My wife and I get back over $3,000 every February when I file my family’s annual income tax return. My wife loves getting that money back from the federal government every year. It is kind of like a yearly bonus. I just wish that it would come before Christmas. Conventional personal finance advice would tell you though that you need to adjust your withholdings so that you don’t have too much tax withheld from your paycheck. A large income tax refund means that the government is taking too much of your money every month out of your paycheck. You are essentially giving the government an interest free loan.
You can adjust your withholding by submitting a new W-4 to your company’s HR or payroll department with an updated number of exemptions. While most employers do not advertise the fact, you have the right to change or updated your W-4 anytime you want to. To determine how many exemptions you should put down, I would use the IRS Withholding Calculator because some recent laws have made numerous “rules of thumb” obsolete.
To decrease the amount of money being withheld on your paycheck, you can increase the number of withholding allowances. A withholding allowance is used in the formula when figuring the amount of income tax to be withheld from your paycheck. The more allowances you claim, the less money that will be withheld for taxes. The maximum number of withholding allowances is ten. Be careful though, if you underpay your tax liability, you will end up owing more taxes at the end of the year when you file your income tax return. Your withholding allowance can be increased or decreased by completing a new W-4.
I personally over pay the government about $3,000 a year (the size of my average income tax refund). There are so many other things that you can do with that extra money that you give the federal government.
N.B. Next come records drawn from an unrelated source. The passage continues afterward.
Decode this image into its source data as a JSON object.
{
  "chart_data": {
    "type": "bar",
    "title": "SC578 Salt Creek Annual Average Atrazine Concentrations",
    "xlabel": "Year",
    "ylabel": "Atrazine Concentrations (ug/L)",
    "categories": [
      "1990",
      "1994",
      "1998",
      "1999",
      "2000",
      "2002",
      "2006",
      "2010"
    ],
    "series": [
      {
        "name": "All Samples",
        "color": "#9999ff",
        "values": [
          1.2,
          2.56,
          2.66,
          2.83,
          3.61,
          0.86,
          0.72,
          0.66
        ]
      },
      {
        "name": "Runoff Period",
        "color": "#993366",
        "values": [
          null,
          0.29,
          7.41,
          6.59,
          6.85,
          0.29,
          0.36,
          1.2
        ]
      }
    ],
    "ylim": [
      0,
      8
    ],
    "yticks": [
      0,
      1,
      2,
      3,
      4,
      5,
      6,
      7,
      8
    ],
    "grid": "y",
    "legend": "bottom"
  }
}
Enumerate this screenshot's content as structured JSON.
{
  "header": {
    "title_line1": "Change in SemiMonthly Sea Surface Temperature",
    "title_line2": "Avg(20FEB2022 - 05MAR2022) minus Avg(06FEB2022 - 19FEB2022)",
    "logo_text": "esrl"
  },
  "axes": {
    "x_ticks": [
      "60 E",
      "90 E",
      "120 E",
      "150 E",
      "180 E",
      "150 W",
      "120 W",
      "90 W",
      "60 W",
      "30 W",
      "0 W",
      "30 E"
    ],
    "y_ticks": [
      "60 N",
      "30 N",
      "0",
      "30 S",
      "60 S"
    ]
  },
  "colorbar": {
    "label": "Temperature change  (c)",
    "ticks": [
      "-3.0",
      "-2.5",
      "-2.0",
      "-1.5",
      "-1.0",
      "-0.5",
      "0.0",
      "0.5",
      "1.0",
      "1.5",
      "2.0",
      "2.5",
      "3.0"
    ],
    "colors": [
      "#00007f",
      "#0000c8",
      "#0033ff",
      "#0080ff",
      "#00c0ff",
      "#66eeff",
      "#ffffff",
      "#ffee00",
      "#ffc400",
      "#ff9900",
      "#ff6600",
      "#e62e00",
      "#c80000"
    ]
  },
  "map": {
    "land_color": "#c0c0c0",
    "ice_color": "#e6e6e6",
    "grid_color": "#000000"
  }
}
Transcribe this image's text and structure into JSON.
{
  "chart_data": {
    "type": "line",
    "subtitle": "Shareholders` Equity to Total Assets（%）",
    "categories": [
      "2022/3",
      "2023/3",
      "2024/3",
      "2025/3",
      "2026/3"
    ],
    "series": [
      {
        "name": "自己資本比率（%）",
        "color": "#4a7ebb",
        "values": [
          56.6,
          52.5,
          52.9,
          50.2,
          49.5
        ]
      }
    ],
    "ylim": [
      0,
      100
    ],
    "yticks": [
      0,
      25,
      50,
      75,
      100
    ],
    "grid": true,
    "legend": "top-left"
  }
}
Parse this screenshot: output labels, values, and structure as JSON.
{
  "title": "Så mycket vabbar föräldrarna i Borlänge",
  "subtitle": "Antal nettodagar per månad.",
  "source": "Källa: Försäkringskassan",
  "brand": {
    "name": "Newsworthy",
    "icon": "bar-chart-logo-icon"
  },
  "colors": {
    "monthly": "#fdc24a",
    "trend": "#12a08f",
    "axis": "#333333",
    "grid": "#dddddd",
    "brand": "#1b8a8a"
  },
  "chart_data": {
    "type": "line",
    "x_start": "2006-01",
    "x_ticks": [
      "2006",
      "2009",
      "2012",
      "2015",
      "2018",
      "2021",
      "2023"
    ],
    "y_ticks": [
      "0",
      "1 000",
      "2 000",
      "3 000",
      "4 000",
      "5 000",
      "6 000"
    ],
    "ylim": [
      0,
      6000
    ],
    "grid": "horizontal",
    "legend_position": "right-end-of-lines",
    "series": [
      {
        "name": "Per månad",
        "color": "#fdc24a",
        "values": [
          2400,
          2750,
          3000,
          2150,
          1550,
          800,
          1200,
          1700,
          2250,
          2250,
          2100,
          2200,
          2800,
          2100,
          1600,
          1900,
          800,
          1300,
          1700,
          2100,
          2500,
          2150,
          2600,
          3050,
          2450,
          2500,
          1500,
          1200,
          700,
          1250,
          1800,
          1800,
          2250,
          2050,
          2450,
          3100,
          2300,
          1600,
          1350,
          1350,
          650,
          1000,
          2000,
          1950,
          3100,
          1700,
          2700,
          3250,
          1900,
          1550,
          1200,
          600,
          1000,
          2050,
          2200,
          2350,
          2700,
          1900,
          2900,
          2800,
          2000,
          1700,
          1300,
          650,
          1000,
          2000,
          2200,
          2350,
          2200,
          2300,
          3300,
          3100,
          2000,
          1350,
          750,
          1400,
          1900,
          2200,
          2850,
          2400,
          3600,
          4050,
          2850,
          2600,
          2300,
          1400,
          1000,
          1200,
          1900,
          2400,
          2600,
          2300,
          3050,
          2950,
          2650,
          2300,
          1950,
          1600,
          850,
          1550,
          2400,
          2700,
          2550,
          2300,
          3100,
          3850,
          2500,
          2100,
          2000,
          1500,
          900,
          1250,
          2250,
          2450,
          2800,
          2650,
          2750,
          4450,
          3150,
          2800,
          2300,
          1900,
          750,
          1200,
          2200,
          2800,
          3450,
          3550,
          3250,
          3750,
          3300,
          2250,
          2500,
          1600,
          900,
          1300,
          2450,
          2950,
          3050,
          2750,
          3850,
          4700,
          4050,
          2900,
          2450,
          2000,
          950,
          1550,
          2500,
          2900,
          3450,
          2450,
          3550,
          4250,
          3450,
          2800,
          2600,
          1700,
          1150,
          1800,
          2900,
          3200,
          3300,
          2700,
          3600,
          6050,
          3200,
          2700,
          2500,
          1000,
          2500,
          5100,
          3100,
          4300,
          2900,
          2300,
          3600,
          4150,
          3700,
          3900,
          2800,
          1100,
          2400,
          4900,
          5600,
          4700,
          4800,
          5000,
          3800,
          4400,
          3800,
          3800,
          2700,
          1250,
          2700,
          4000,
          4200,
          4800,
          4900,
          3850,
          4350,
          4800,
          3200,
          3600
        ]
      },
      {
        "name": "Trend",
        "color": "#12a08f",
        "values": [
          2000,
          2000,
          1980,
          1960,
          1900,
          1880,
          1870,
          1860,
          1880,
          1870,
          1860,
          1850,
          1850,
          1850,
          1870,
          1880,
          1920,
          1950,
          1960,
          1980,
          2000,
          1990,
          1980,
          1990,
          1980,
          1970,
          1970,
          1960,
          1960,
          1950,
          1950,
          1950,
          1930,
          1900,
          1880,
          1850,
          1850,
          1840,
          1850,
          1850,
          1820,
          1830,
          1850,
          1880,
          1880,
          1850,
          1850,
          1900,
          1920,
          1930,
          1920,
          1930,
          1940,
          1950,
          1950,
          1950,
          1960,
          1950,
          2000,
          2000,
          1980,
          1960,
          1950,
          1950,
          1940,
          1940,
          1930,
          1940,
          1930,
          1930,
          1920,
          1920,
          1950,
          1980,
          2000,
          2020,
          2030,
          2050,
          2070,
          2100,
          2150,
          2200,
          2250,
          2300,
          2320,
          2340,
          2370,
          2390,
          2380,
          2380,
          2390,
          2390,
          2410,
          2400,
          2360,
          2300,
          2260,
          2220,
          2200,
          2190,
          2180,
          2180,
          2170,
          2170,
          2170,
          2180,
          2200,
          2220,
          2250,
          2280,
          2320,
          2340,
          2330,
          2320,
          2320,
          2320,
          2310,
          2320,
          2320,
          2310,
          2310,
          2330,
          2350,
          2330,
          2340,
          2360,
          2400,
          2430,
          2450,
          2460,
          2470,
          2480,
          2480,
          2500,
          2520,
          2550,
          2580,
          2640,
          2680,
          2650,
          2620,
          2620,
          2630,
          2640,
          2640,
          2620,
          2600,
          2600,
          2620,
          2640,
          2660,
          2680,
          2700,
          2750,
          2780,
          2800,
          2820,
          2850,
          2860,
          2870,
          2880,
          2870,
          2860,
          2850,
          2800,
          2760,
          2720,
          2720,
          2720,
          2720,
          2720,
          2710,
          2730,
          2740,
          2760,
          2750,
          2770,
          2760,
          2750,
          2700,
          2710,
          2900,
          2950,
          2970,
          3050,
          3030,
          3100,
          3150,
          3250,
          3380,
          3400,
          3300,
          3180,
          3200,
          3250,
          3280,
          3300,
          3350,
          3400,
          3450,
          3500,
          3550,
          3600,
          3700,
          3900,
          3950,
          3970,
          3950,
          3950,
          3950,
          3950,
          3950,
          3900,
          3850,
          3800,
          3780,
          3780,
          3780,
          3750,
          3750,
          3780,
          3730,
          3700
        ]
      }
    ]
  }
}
Pay Off Debt. The immediate benefit of adjusting your withholding is that you’ll have more money in your paycheck every month. If you’re in debt, especially high interest credit card debt, you can use this new found money to increase the amount of money you contribute to paying off that debt faster than you had originally planned.
For example, if you have $5,000 in credit card debt with an average interest rate of 15% APR, it would take you over 22 years if you paid the monthly minimum of $111 towards the debt (with no other spending). If you were to increase that monthly payment by the extra $200 you overpay the federal government in taxes every month ($3,000 refund divided by 12 months = $250), you would be done in only 19 months (1½ years). You will also pay less total interest over the life of the debt (approximately $5,000 versus $600) by paying more than the minimum payments.
Invest The Difference. You can also invest the extra money you will be saving by changing your W-4 withholdings. $200 extra dollars invested every month in a good growth stock mutual fund earning an average of 6% per year will grow to $32,775 in ten years and $92,400 in twenty years.
Save The Difference. Do you have six to twelve months of your living expenses saved in an emergency fund? You can save the extra money every month that will show up in your paycheck after you change your W-4 withholdings in a high yield savings account. As of August 2009, HSBC Direct Online Savings accounts earn 1.55% APY, 1.70% at Ally Bank, or up to 1.65% with an ING Direct Orange Checking Account. You can lock in some of the best certificates of deposit (CD) rates with investments as little as $1 at Ally Bank which is offering customers 2.0% interest on a 1 year CD.